Despite the document look and feel, the entries are still stored in a structured format, which is very important for the subsequent use.
After completion of the test, this protocol might be edited somewhat, for example duplicate entries might be deleted, but very often the raw protocol from testing can be used directly. It should not be forgotten to summarize the test results in short key points ("totally unstable", "Feature XYZ blocked, but otherwise all right").
Now, the question is how to handle the results and what to do next, after the test is done.
Initially it is a wonderful idea to communicate about the test results (Tester to developer, tester to project manager, tester to customer). The document format is useful for such purposes, because it is much more pleasant to read than an Excel spreadsheet or bug tracker entries. Newer versions of Quality Spy even allow presenting the results in a slides format that is similar to MS PowerPoint and is even more communication endorsing.
Of cause, now it’s the time to fix the issues.
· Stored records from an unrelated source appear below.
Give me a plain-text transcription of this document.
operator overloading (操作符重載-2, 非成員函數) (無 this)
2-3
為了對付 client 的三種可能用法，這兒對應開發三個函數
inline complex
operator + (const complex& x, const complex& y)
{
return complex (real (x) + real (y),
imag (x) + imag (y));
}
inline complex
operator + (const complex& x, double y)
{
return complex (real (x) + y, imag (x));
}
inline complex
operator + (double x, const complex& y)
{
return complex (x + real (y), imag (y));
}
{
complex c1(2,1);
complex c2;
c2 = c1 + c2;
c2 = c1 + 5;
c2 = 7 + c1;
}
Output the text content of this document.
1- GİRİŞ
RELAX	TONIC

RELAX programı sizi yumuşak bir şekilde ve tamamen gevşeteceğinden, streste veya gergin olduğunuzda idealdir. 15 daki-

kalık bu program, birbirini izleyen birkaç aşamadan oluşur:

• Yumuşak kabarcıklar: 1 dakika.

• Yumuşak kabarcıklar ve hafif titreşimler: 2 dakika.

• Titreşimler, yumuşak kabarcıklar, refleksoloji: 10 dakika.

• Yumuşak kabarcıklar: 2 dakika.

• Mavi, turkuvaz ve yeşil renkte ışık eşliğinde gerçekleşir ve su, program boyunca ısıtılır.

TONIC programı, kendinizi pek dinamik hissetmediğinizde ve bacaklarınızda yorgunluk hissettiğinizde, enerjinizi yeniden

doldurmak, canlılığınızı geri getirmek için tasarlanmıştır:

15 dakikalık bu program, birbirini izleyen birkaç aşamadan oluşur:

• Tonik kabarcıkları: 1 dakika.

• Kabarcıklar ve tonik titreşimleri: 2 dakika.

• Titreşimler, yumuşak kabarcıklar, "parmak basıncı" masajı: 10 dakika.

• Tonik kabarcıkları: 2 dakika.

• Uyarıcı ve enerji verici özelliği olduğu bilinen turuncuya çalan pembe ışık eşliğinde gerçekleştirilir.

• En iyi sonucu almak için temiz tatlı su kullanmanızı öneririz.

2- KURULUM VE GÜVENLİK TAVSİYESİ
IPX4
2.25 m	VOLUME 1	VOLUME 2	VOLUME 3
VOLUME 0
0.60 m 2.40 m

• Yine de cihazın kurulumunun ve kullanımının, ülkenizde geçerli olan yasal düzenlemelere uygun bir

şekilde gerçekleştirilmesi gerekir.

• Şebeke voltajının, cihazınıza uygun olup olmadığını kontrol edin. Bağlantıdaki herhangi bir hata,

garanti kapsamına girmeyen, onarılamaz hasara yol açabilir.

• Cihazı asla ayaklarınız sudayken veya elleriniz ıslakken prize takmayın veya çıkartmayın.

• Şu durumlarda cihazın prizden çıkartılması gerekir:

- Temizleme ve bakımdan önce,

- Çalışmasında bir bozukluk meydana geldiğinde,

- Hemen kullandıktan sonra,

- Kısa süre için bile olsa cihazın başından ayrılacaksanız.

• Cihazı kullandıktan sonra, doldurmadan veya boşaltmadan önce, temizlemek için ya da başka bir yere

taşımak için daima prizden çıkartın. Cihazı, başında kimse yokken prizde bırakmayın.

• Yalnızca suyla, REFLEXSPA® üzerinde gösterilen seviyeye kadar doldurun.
Quality Spy offers several options which make sense for different scenarios and organizational tastes:
• Integrated Workflow (“Lightweight Bug Tracking”)
• Export in a Bug Tracker
• Export as Document (RTF) e.g. for dispatch by E-Mail
• Publishing in WordPress-Blog
A very simple but effective workflow is integrated, which works with the status Accepted (AC) -> Fixed (FX) -> Checked (CK):
Quality Spy allows filtering the protocol by error type and status, which is already quite comfortable to work with.
The key concept is to handle and fix all issues in the test protocol “at once”. If this is done right, a lot of administration work can be saved compared to bug trackers, hence the attribute “Lightweight”. From my personal experience I can say that errors in a test protocol appear much less malicious and as a developer it makes even fun to fix them.
However, this approach also requires harsh discipline and sets certain requirements to the organization; I will explain this more in a separate article “Lightweight Bug Tracking".
Currently the export in a bug tracker is possible for Mantis BT (a famous open-source system), but more can be easily added via the plug-in model. As the bug tracker requires more information such as priority and error severity, this must be maintained before submitting it to the bug tracker, but this can be done by mass assignment, so that it doesn’t take too much effort. In the bug tracker, an accordingly more extensive workflow can be possibly carried out.
The RTF export is well suited if one works together with someone adhoc and uses neither a shared bug tracker nor Quality Spy as a common tool.
Furthermore it is also possible to publish the test protocol in a WordPress blog (using a Quality Spy plug-in). This is useful to increase the visibility of the test results, mainly for people who otherwise do not have or want the access to these test results. I will describe this topic also in a separate article.
This is really more than just a paper tiger, right? Now think about your status quo once again, I hope you have thought about it initially. What could test protocols change about it?
A test protocol is certainly not a wonder weapon, but for many users it has been proven as a solid workhorse.